Improvements in transportation technology that have dramatically reduced the friction of distance have been paralleled by improvements in communication. Over the past few decades, increasingly efficient and speedy methods of sending information across long distances have come into common use.

Instantaneous transfer of long and complex messages from almost any point on the earth's surface to almost any other point is now possible. Such advances in communication have allowed for a much higher level of interaction between distant places. The overall number of transactions across international boundaries in Western Europe rose from 14 million per day in 1979 to over 120 million by 1987.

Communication, like other forms of spatial interaction, requires an origin and a destination, with information transmitted between the two points. Communication flows can be categorized as individual communications or mass communications. Individual communication involves direct transmission of information between people. Examples include personal conversation, letters, and telephone calls. Mass communication involves the transmission of information from an origin to large numbers of recipients through established channels. Examples include newspapers and radio and television broadcasts.

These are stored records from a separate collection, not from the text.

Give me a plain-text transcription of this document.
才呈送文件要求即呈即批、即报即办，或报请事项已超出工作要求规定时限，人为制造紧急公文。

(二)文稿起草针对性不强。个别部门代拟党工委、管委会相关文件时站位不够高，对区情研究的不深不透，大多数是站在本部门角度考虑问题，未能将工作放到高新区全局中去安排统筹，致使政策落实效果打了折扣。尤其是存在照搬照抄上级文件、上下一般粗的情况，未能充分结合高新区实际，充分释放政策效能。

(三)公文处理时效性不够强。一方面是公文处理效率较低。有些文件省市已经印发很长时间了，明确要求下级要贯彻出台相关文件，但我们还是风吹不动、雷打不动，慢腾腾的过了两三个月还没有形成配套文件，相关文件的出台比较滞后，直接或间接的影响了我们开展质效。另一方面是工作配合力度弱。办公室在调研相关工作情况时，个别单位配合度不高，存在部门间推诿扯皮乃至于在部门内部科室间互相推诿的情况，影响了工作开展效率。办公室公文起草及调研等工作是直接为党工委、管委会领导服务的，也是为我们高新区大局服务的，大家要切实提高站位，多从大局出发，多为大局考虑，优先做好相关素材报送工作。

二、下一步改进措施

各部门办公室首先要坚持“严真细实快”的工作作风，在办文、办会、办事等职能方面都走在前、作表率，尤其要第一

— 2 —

In most cases, individual communication is interactive. The people involved exchange information, alternating in the roles of message sender and message recipient. By contrast, the information flow in mass communication is one way. Newspaper readers or television viewers cannot interact immediately with program executives, writers, or broadcasters in order to exchange information (although most communications media encourage delayed responses, such as published letters to newspaper editors).

The flow of information transmitted via mass communication is regulated by individuals who control access to communications institutions. Whether or not a particular news story is broadcast depends on the decisions of newspaper editors or television news program directors. Such individuals serve as gatekeepers. A gatekeeper is someone who controls access to information by selecting which items will be broadcast and which will not.

Of course, individuals act as gatekeepers in ordinary informal communications as well. Have you ever decided to withhold information from friends or authorities? Yet formal communications channels like newspapers, television stations, and radio stations hire individuals whose gatekeeper role is explicit.

Modern long-distance communication was inaugurated in the late Middle Ages following the invention of the printing press. Once books, newspapers, and other documents could be printed, information could be communicated to large numbers of people at different locations simultaneously.

Printing encouraged the development of literacy. Prior to the invention of the printing press, very few people were literate. The availability of printed documents stimulated demands for education. Universal education in reading and writing had become commonplace by the eighteenth century in Western societies. Today, nearly universal literacy in the developed countries has contributed to an explosion in the flow of printed information, although a substantial proportion of people else- where remain illiterate (Figure 9-19).

Figure 9-19 World Literacy Rates. The illiterate is excluded from the global exchange of the printed word. Literacy is nearly universal in developed countries, but many people in the less developed countries do not know how to read and write.